Nicolas Behr - Foto: José Rosa
“minha poesia é a arte de se tornar desnecessária”
“minha poesia nada significa para quem tem fome”
“minha poesia é. do verbo esquecer”
“minha poesia bem que poderia ser uma rapadura”
“minha poesia é um barracão de sonhos,
armazém de esperanças, depósito de ilusões”
“minha poesia é aquele momento em que você
sente uma brisa gostosa no rosto e diz ah!”
“minha poesia é uma velha senhora chamada
cora coralina que às vezes me visita
na forma de cheiro de terra molhada”
“minha poesia não é represa nem lago. é canal”
“minha poesia é ácido no lugar do colírio”
“minha poesia em negrito aparece muito mais”
“minha poesia comeu o pão que o diabo amassou
mas antes o poeta o desamassou e passou manteiga”
“minha poesia é o bilhete deixado pelo
marinheiro russo no submarino que explodiu”
“minha poesia segue os pingos de sangue
que vão do banheiro até ao quarto de hóspedes”
“minha poesia é uma doença sem cura que não mata”
“minha poesia pega na vida sem luvas”
“minha poesia. clara como uma página em branco”
“minha poesia tem um defeito grave:
não pode ver um elogio que sai correndo atrás”

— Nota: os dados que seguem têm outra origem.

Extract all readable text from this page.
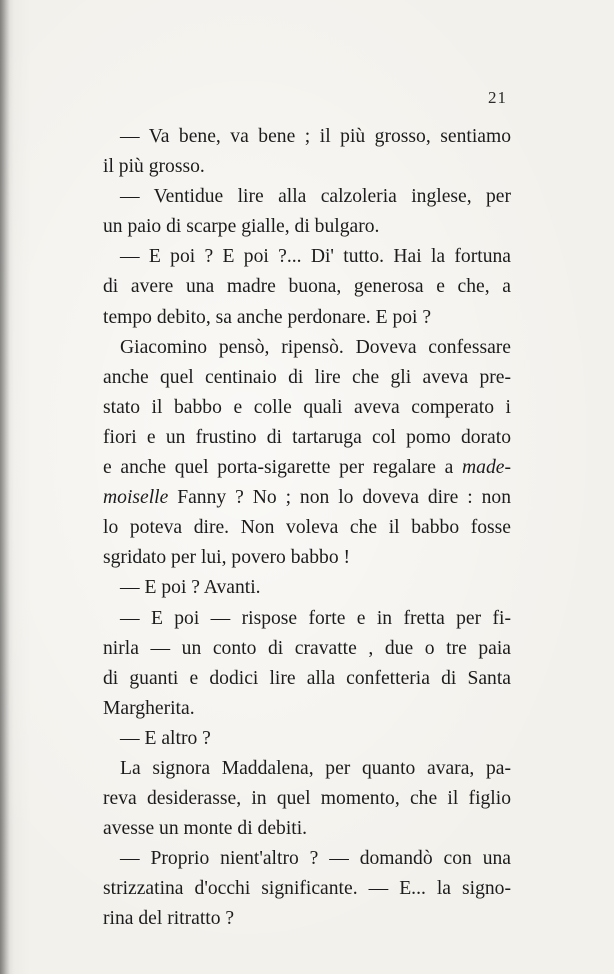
21
— Va bene, va bene ; il più grosso, sentiamo
il più grosso.
— Ventidue lire alla calzoleria inglese, per
un paio di scarpe gialle, di bulgaro.
— E poi ? E poi ?... Di' tutto. Hai la fortuna
di avere una madre buona, generosa e che, a
tempo debito, sa anche perdonare. E poi ?
Giacomino pensò, ripensò. Doveva confessare
anche quel centinaio di lire che gli aveva pre-
stato il babbo e colle quali aveva comperato i
fiori e un frustino di tartaruga col pomo dorato
e anche quel porta-sigarette per regalare a made-
moiselle Fanny ? No ; non lo doveva dire : non
lo poteva dire. Non voleva che il babbo fosse
sgridato per lui, povero babbo !
— E poi ? Avanti.
— E poi — rispose forte e in fretta per fi-
nirla — un conto di cravatte , due o tre paia
di guanti e dodici lire alla confetteria di Santa
Margherita.
— E altro ?
La signora Maddalena, per quanto avara, pa-
reva desiderasse, in quel momento, che il figlio
avesse un monte di debiti.
— Proprio nient'altro ? — domandò con una
strizzatina d'occhi significante. — E... la signo-
rina del ritratto ?
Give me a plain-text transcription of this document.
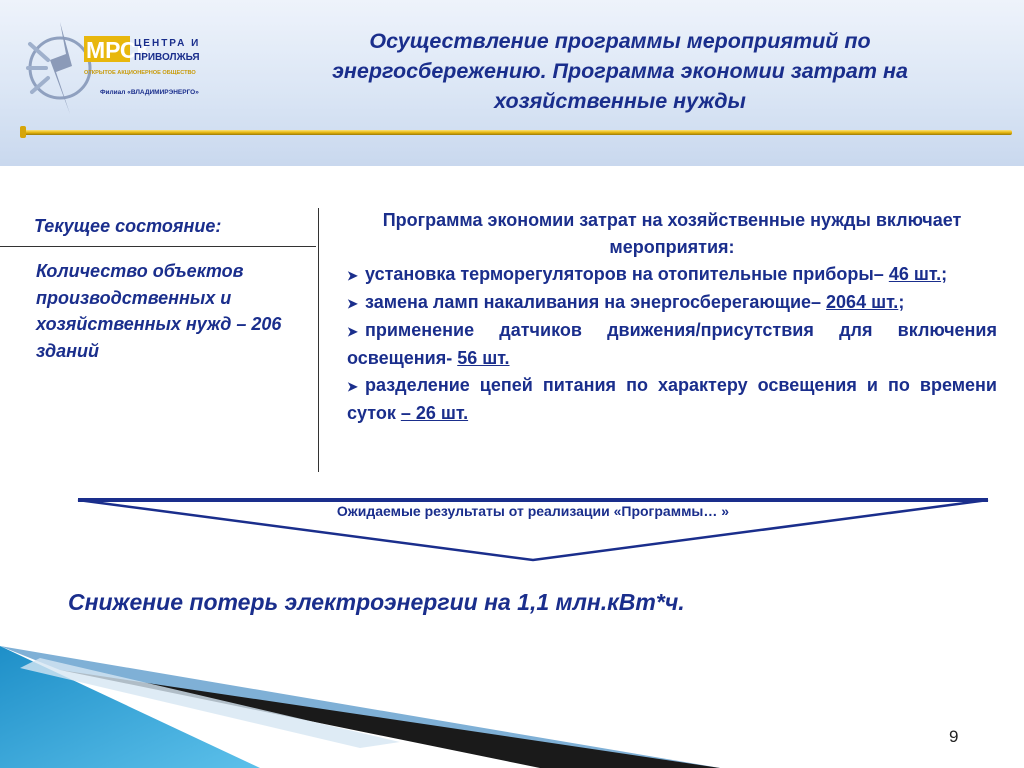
МРСК
ЦЕНТРА И
ПРИВОЛЖЬЯ
ОТКРЫТОЕ АКЦИОНЕРНОЕ ОБЩЕСТВО
Филиал «ВЛАДИМИРЭНЕРГО»
Осуществление программы мероприятий по
энергосбережению. Программа экономии затрат на
хозяйственные нужды
Текущее состояние:
Количество объектов производственных и хозяйственных нужд – 206 зданий
Программа экономии затрат на хозяйственные нужды включает мероприятия:
➤ установка терморегуляторов на отопительные приборы– 46 шт.;
➤ замена ламп накаливания на энергосберегающие– 2064 шт.;
➤ применение датчиков движения/присутствия для включения освещения- 56 шт.
➤ разделение цепей питания по характеру освещения и по времени суток – 26 шт.
Ожидаемые результаты от реализации «Программы… »
Снижение потерь электроэнергии на 1,1 млн.кВт*ч.
9
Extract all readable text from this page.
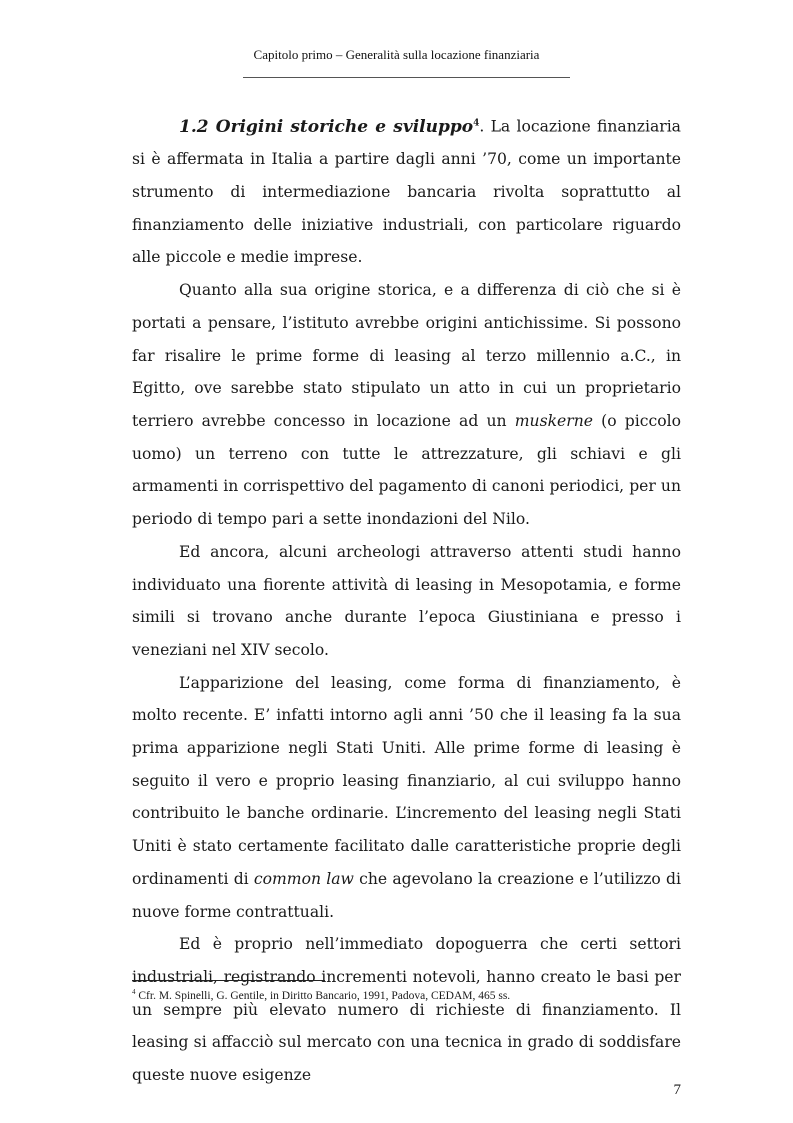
Capitolo primo – Generalità sulla locazione finanziaria

1.2 Origini storiche e sviluppo$^4$. La locazione finanziaria si è affermata in Italia a partire dagli anni ’70, come un importante strumento di intermediazione bancaria rivolta soprattutto al finanziamento delle iniziative industriali, con particolare riguardo alle piccole e medie imprese.

Quanto alla sua origine storica, e a differenza di ciò che si è portati a pensare, l’istituto avrebbe origini antichissime. Si possono far risalire le prime forme di leasing al terzo millennio a.C., in Egitto, ove sarebbe stato stipulato un atto in cui un proprietario terriero avrebbe concesso in locazione ad un muskerne (o piccolo uomo) un terreno con tutte le attrezzature, gli schiavi e gli armamenti in corrispettivo del pagamento di canoni periodici, per un periodo di tempo pari a sette inondazioni del Nilo.

Ed ancora, alcuni archeologi attraverso attenti studi hanno individuato una fiorente attività di leasing in Mesopotamia, e forme simili si trovano anche durante l’epoca Giustiniana e presso i veneziani nel XIV secolo.

L’apparizione del leasing, come forma di finanziamento, è molto recente. E’ infatti intorno agli anni ’50 che il leasing fa la sua prima apparizione negli Stati Uniti. Alle prime forme di leasing è seguito il vero e proprio leasing finanziario, al cui sviluppo hanno contribuito le banche ordinarie. L’incremento del leasing negli Stati Uniti è stato certamente facilitato dalle caratteristiche proprie degli ordinamenti di common law che agevolano la creazione e l’utilizzo di nuove forme contrattuali.

Ed è proprio nell’immediato dopoguerra che certi settori industriali, registrando incrementi notevoli, hanno creato le basi per un sempre più elevato numero di richieste di finanziamento. Il leasing si affacciò sul mercato con una tecnica in grado di soddisfare queste nuove esigenze

$^4$ Cfr. M. Spinelli, G. Gentile, in Diritto Bancario, 1991, Padova, CEDAM, 465 ss.
7
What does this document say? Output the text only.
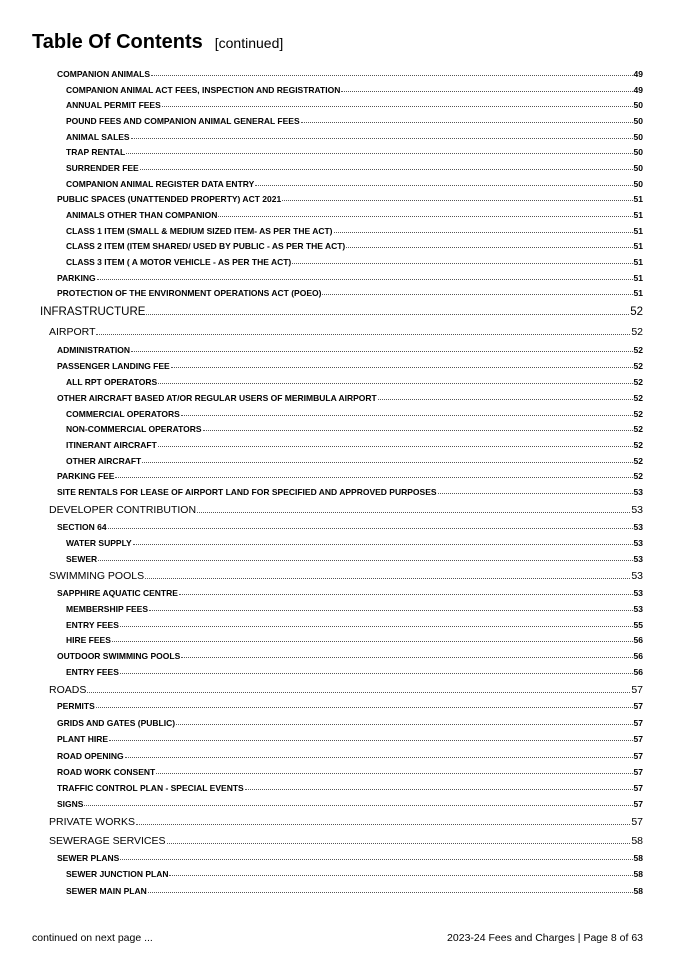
Table Of Contents [continued]
COMPANION ANIMALS	49
COMPANION ANIMAL ACT FEES, INSPECTION AND REGISTRATION	49
ANNUAL PERMIT FEES	50
POUND FEES AND COMPANION ANIMAL GENERAL FEES	50
ANIMAL SALES	50
TRAP RENTAL	50
SURRENDER FEE	50
COMPANION ANIMAL REGISTER DATA ENTRY	50
PUBLIC SPACES (UNATTENDED PROPERTY) ACT 2021	51
ANIMALS OTHER THAN COMPANION	51
CLASS 1 ITEM (SMALL & MEDIUM SIZED ITEM- AS PER THE ACT)	51
CLASS 2 ITEM (ITEM SHARED/ USED BY PUBLIC - AS PER THE ACT)	51
CLASS 3 ITEM ( A MOTOR VEHICLE - AS PER THE ACT)	51
PARKING	51
PROTECTION OF THE ENVIRONMENT OPERATIONS ACT (POEO)	51
INFRASTRUCTURE	52
AIRPORT	52
ADMINISTRATION	52
PASSENGER LANDING FEE	52
ALL RPT OPERATORS	52
OTHER AIRCRAFT BASED AT/OR REGULAR USERS OF MERIMBULA AIRPORT	52
COMMERCIAL OPERATORS	52
NON-COMMERCIAL OPERATORS	52
ITINERANT AIRCRAFT	52
OTHER AIRCRAFT	52
PARKING FEE	52
SITE RENTALS FOR LEASE OF AIRPORT LAND FOR SPECIFIED AND APPROVED PURPOSES	53
DEVELOPER CONTRIBUTION	53
SECTION 64	53
WATER SUPPLY	53
SEWER	53
SWIMMING POOLS	53
SAPPHIRE AQUATIC CENTRE	53
MEMBERSHIP FEES	53
ENTRY FEES	55
HIRE FEES	56
OUTDOOR SWIMMING POOLS	56
ENTRY FEES	56
ROADS	57
PERMITS	57
GRIDS AND GATES (PUBLIC)	57
PLANT HIRE	57
ROAD OPENING	57
ROAD WORK CONSENT	57
TRAFFIC CONTROL PLAN - SPECIAL EVENTS	57
SIGNS	57
PRIVATE WORKS	57
SEWERAGE SERVICES	58
SEWER PLANS	58
SEWER JUNCTION PLAN	58
SEWER MAIN PLAN	58
continued on next page ...	2023-24 Fees and Charges | Page 8 of 63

“minha poesia já teve de mim o pedaço
que queria. agora ela quer um pedaço seu”
“minha poesia tentou levantar a questão mas como
ela era muito pesada resolveu deixá-la no chão”
“minha poesia sangra – o crítico vem logo
aplicar o torniquete”
“minhapoesiaeminhavidasãoinseparáveis”
“minha poesia, até certo ponto, é vírgula”
“minha poesia morre. o poeta é valorizado”
Nicolas Behr - Foto: Truman Macedo
“minha poesia olhou para os dois lados da questão
mas mesmo assim foi atropelada”
“minha poesia só vai dormir
quando tiver a garantia do sonho”
“minha poesia tem razão.
nada pior que poesia com razão”
“minha poesia é elogio fúnebre, homenagem
póstuma, filho bastardo, reconhecimento tardio”
“minha poesia te abraça forte
mas é só demonstração de força”
“minha poesia quando chegou no fundo do poço
viu o corte no pescoço”
“minha poesia olha o ipê em diamantino e se
emociona tanto que chega a chorar lágrimas roxas”
“minha poesia se inicia aqui, passa por lá
e desemboca mais ali na frente e aí afunda no mar”
“minha poesia é uma boia de aço”
“minha poesia acha que a poesia deve incomodar,
questionar. o poeta não acha nada, é um bocó”
“minha poesia empalhada mas viva”
“minha poesia discute mas não passa pelos dentes”
“minha poesia é uma ilha cercada pela insanidade”
“minha poesia é o fio-terra que salva o poeta
do curto-circuito”
“minha poesia é fácil!
ah, como é difícil a poesia fácil!”
“minha poesia em qualquer outro país do mundo
já teria feito a revolução”
“minha poesia desenterra arqueólogos futuristas”
“minha poesia vai dar a volta por cima,
por baixo, pelos lados e cair nos teus braços”
“minha poesia te ama. o poeta não”
“minha poesia já te cumprimentou na rua hoje?”
“minha poesia não te comove e se desespera”
“minhapoesia@minhapoesia.com.br”
Versos presentes no livro-poema Umbigo (LGE Editora, 2005), de Nicolas Behr, páginas 62 a 71.